For Carbon Records as a company, the sea change toward the weird began in 2000, when compact disc players finally began to catch up to CD-R's and CD burning technology. By 1997, Tunis had invested in a Philips CD burner that cost less than $1,000 – a steal at the time – and a spindle of 100 discs for $600, but most listeners couldn't yet hear the music on CD-R's properly through their CD players.

Once CD-R's became functional, Tunis seized on the opportunity to produce more albums at less cost. Beginning in the fall of 2000, Tunis produced a year-long CD-R series with limited packaging, in which two albums were released each month.

The pace was grueling, but in terms of production, the turnover was fast. To this day, the output that year represents the high-water mark for the label, and it affected the musical and aesthetic direction of Carbon for years to come. Tunis could indulge in putting out plenty of the music he wanted to hear, and with the minimalist, DIY approach to packaging design (inspired by fellow indie label Table of the Elements, out of Atlanta) that he preferred.
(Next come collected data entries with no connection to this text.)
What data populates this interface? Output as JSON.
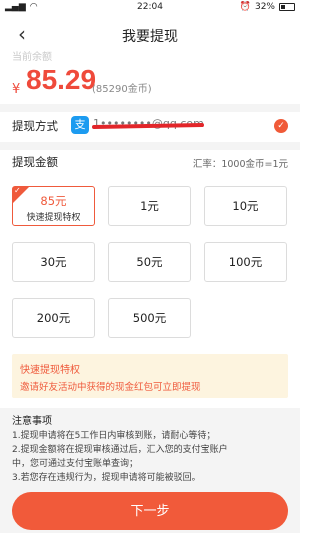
{
  "status_bar": {
    "time": "22:04",
    "battery": "32%"
  },
  "header": {
    "title": "我要提现"
  },
  "balance": {
    "label": "当前余额",
    "currency": "¥",
    "amount": "85.29",
    "coins": "(85290金币)"
  },
  "method": {
    "label": "提现方式",
    "icon": "支",
    "account": "1••••••••@qq.com"
  },
  "withdraw": {
    "label": "提现金额",
    "rate": "汇率：1000金币=1元",
    "options": [
      {
        "value": "85元",
        "sub": "快速提现特权"
      },
      {
        "value": "1元"
      },
      {
        "value": "10元"
      },
      {
        "value": "30元"
      },
      {
        "value": "50元"
      },
      {
        "value": "100元"
      },
      {
        "value": "200元"
      },
      {
        "value": "500元"
      }
    ]
  },
  "notice": {
    "title": "快速提现特权",
    "text": "邀请好友活动中获得的现金红包可立即提现"
  },
  "notes": {
    "title": "注意事项",
    "items": [
      "1.提现申请将在5工作日内审核到账，请耐心等待；",
      "2.提现金额将在提现审核通过后，汇入您的支付宝账户",
      "中，您可通过支付宝账单查询；",
      "3.若您存在违规行为，提现申请将可能被驳回。"
    ]
  },
  "footer": {
    "next_label": "下一步"
  },
  "colors": {
    "accent": "#f15a3a",
    "notice_bg": "#fdf4df",
    "alipay": "#1c9bf0"
  }
}
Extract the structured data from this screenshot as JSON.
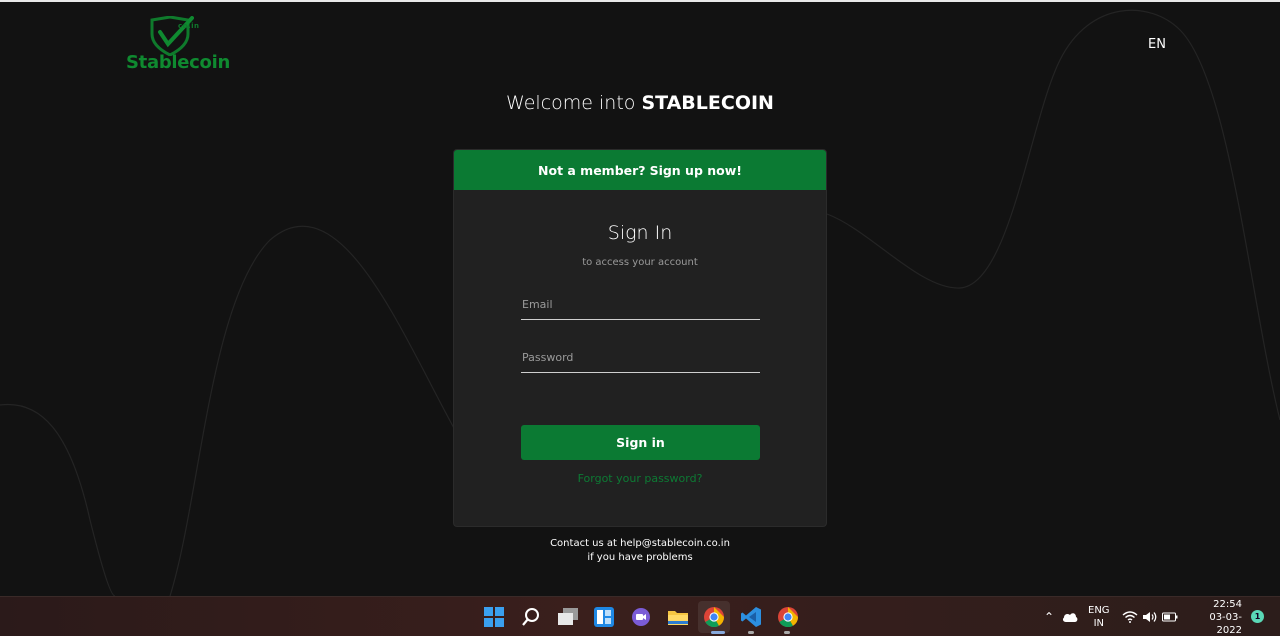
{
  "brand": {
    "name": "Stablecoin",
    "suffix": "co.in"
  },
  "language": "EN",
  "welcome": {
    "prefix": "Welcome into ",
    "brand": "STABLECOIN"
  },
  "card": {
    "banner": {
      "lead": "Not a member?",
      "link": "Sign up now!"
    },
    "title": "Sign In",
    "subtitle": "to access your account",
    "email_placeholder": "Email",
    "password_placeholder": "Password",
    "submit_label": "Sign in",
    "forgot_label": "Forgot your password?"
  },
  "contact": {
    "line1": "Contact us at help@stablecoin.co.in",
    "line2": "if you have problems"
  },
  "colors": {
    "accent": "#0b7a33",
    "background": "#121212",
    "card": "#212121"
  },
  "taskbar": {
    "apps": [
      "windows-start-icon",
      "search-icon",
      "task-view-icon",
      "widgets-icon",
      "teams-chat-icon",
      "file-explorer-icon",
      "chrome-icon",
      "vscode-icon",
      "chrome-icon"
    ],
    "tray": {
      "lang": "ENG",
      "region": "IN",
      "time": "22:54",
      "date": "03-03-2022",
      "notification_count": "1"
    }
  }
}
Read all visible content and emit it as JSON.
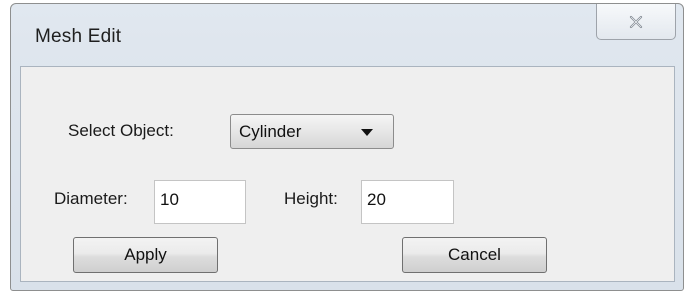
{
  "window": {
    "title": "Mesh Edit",
    "close_icon": "close-x-icon"
  },
  "form": {
    "select_object_label": "Select Object:",
    "select_object_value": "Cylinder",
    "dropdown_icon": "chevron-down-icon",
    "diameter_label": "Diameter:",
    "diameter_value": "10",
    "height_label": "Height:",
    "height_value": "20"
  },
  "buttons": {
    "apply_label": "Apply",
    "cancel_label": "Cancel"
  }
}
Test pressing from Gotta Groove Records. - PHOTO BY JACOB WALSH
  • Test pressing from Gotta Groove Records.

Another turning point for Tunis was his involvement with the venue known as the A|V Space. Located in the string of brick buildings lining the Public Market, roughly between 2002 and 2007, the second-story art gallery and performance space was a collaborative effort between Tunis, Eastman School of Music students like bassoonist Lynn Hileman, arts advocates like Rome Celli, and friends such as Oliveiri and Farash.

Though the A|V Space was eventually shut down due to a zoning violation, the venue's impact as an incubator for creative types making different, off-the-path music was the precedent for current alternative art and concert spaces like The Yards, The Psychic Garden, and The Liquor Store. The A|V concerts also introduced curious concertgoers, this writer included, to a whole new realm of delightfully weird music-making.
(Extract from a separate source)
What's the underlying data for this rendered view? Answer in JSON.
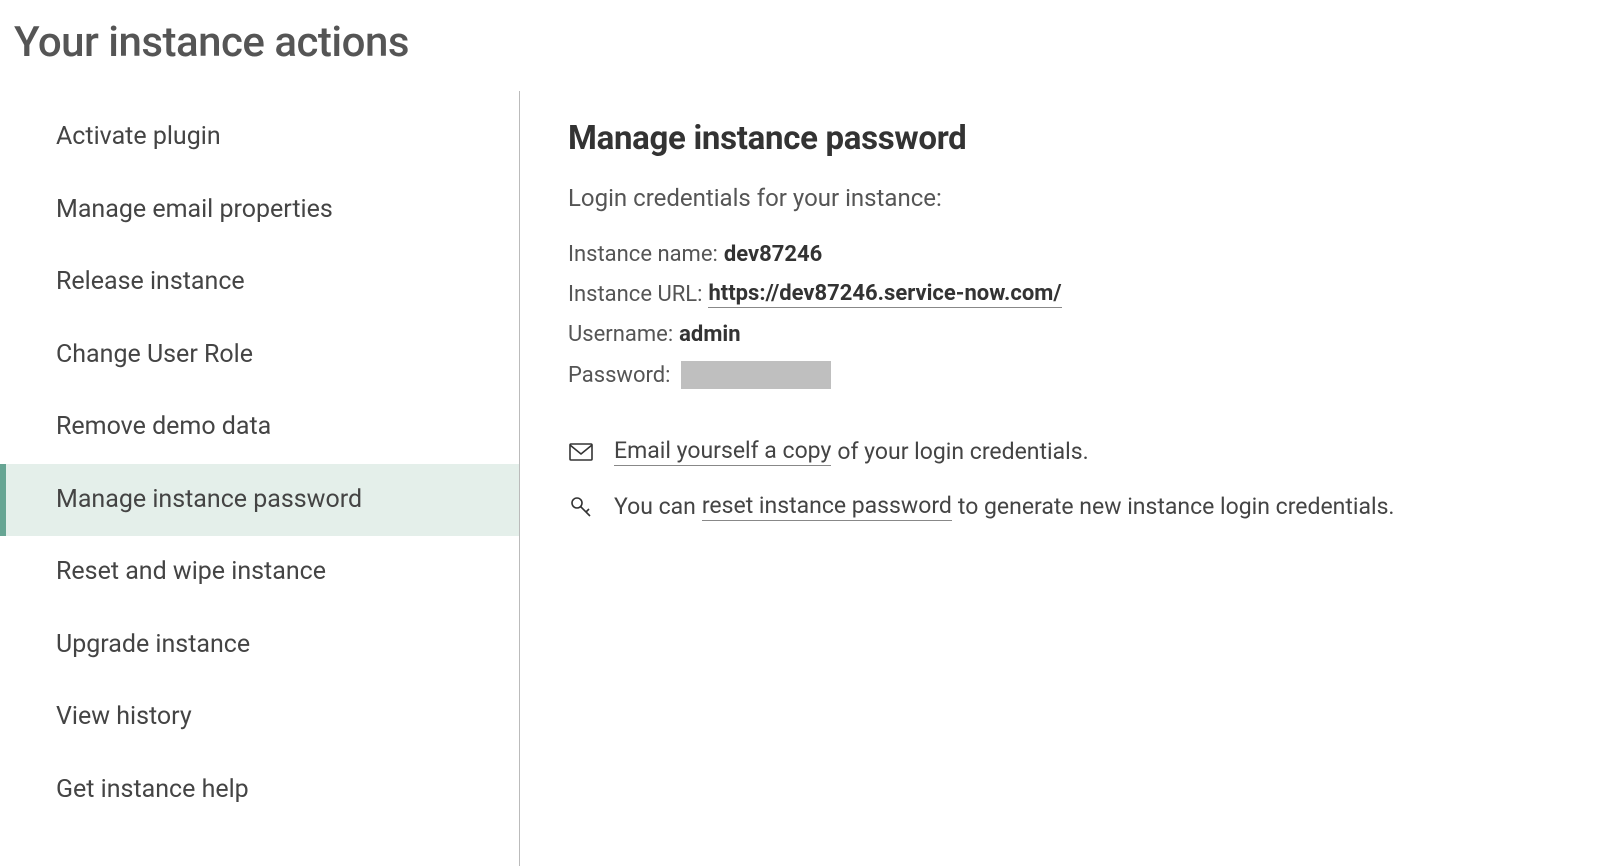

By 2008, the A|V Space was no more. The digital age had taken hold, and CD's and CD-R's weren't selling anymore. Carbon Records has since turned its attention again to vinyl – working with the Cleveland record pressing plant Gotta Groove Records – but the air of experimentation is as fresh as ever. While Carbon Records doesn't encapsulate all of Rochester's avant-garde music scene, the label remains a bona fide fixture – a testament to Tunis's connection to his fellow musicians in the community.
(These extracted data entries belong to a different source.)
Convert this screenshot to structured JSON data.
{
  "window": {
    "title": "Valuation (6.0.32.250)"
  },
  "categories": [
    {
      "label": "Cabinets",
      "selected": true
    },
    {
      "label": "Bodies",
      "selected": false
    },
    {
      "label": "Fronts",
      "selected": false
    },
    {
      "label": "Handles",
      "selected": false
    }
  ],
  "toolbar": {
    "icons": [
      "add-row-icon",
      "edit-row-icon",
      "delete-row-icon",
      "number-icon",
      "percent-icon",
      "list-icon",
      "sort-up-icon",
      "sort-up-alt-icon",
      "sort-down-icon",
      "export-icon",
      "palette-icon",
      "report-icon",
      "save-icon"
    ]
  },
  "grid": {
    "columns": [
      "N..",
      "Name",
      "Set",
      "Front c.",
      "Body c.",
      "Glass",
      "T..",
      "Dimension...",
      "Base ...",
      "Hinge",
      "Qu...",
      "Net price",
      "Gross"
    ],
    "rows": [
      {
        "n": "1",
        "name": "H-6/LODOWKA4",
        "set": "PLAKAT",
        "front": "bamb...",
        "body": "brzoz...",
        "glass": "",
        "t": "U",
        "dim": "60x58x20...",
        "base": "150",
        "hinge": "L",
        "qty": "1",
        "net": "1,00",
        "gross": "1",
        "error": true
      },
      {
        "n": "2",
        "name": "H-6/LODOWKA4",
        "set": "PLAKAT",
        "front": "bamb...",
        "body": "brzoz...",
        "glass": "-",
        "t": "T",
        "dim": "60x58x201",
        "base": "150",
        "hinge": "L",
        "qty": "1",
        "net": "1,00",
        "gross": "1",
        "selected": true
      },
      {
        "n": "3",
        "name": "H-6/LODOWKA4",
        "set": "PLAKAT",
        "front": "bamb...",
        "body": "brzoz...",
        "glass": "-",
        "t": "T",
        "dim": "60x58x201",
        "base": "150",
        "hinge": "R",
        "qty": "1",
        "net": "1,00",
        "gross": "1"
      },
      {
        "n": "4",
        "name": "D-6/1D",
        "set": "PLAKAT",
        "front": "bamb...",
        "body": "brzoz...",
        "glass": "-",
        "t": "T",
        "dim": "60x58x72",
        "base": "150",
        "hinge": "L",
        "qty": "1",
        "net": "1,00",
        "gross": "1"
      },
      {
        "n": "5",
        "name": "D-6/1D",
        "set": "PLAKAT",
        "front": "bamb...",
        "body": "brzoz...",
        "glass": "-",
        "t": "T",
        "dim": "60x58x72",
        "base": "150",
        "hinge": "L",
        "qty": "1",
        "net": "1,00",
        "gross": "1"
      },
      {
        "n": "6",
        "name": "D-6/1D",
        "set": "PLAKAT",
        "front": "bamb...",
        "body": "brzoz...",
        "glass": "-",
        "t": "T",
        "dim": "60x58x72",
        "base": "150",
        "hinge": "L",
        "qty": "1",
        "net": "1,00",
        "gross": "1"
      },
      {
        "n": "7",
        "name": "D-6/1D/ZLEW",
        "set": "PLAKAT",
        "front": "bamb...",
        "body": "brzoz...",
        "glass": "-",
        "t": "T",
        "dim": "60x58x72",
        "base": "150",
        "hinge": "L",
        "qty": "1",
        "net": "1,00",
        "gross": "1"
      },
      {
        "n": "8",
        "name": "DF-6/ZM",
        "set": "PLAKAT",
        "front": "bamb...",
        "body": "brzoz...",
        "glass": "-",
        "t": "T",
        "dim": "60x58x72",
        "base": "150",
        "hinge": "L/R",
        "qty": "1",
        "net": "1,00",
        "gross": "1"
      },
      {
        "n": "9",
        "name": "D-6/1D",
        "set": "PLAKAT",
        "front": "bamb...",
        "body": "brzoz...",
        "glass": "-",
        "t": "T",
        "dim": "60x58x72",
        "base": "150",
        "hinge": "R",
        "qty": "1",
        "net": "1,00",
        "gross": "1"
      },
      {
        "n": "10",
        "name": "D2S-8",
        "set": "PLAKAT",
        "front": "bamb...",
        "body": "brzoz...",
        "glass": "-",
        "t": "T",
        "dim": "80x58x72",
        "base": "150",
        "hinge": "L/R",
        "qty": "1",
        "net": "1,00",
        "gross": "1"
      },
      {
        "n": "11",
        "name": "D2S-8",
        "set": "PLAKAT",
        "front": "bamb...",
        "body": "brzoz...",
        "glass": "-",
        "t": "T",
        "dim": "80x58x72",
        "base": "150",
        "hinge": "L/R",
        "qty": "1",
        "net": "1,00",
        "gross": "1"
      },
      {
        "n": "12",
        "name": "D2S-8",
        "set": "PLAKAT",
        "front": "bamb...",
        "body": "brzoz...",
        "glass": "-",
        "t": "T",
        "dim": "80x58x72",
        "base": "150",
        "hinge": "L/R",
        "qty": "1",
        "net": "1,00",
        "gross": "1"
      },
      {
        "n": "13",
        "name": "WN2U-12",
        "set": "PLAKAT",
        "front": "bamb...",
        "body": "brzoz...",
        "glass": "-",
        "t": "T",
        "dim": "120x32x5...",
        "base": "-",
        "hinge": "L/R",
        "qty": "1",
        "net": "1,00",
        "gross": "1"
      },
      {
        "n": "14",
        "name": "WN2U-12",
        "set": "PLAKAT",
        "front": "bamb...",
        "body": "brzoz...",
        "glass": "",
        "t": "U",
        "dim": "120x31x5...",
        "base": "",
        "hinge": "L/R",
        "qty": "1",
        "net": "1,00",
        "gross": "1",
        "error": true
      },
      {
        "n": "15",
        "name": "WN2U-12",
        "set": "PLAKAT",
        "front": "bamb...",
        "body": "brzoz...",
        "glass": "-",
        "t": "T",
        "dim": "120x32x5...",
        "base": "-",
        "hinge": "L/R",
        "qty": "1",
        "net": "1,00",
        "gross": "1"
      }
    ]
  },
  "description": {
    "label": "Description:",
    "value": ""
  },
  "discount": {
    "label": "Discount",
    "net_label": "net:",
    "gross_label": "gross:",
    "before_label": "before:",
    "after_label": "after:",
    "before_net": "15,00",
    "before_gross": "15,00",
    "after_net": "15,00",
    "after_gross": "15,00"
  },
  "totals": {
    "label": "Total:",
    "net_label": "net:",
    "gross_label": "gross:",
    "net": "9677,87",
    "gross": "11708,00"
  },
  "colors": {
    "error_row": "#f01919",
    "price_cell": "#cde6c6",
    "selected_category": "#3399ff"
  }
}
"Performing music and collaborating in artwork with Joe is easy," John Schoen says. "The art and music world is filled with flakes and posers. Joe is neither." A case in point: his annual "Day-Tours," in which he gathers various musicians to play 20- to 30-minute sets at different locations around town, on the hour. A typical tour lasts from 10 a.m. until 5 p.m. and can include stops virtually anywhere, from Needle Drop Records to Corbett's Glen. "Usually what you more wind up with is bemused or confused passersby," Oliveiri says. "But it's a fun thing. I think he really enjoys doing it."

CR226: 15 YR Day-Tour HDD release. - PHOTO PROVIDED
  • CR226: 15 YR Day-Tour HDD release.

Though camaraderie between the musicians is an important component, Oliveiri says, it's also about curating sets that get artists to collaborate together for the first time. "I think sometimes when it comes to underground music or experimental music, and putting that stuff out, people can be somewhat standoff-ish or not really open in terms of talking or creating a dialogue around it," Oliveiri says. "He's so blue-collar and non-pretentious about it, and that's something I've always really admired about him as well."

Perhaps the enduring legacy of Joe Tunis and Carbon Records will be the way they have helped to democratize music-making for a swathe of the Rochester community that exists on the fringes of more prominent popular music genres. If you have any creative or artistic proclivities at all, that's enough to make music. Carbon Records' identity is clear: Noise. Improv. Heavy. Loud. Weird. No need for the sound to fit in the old, neat musical boxes. It just needs to be heard.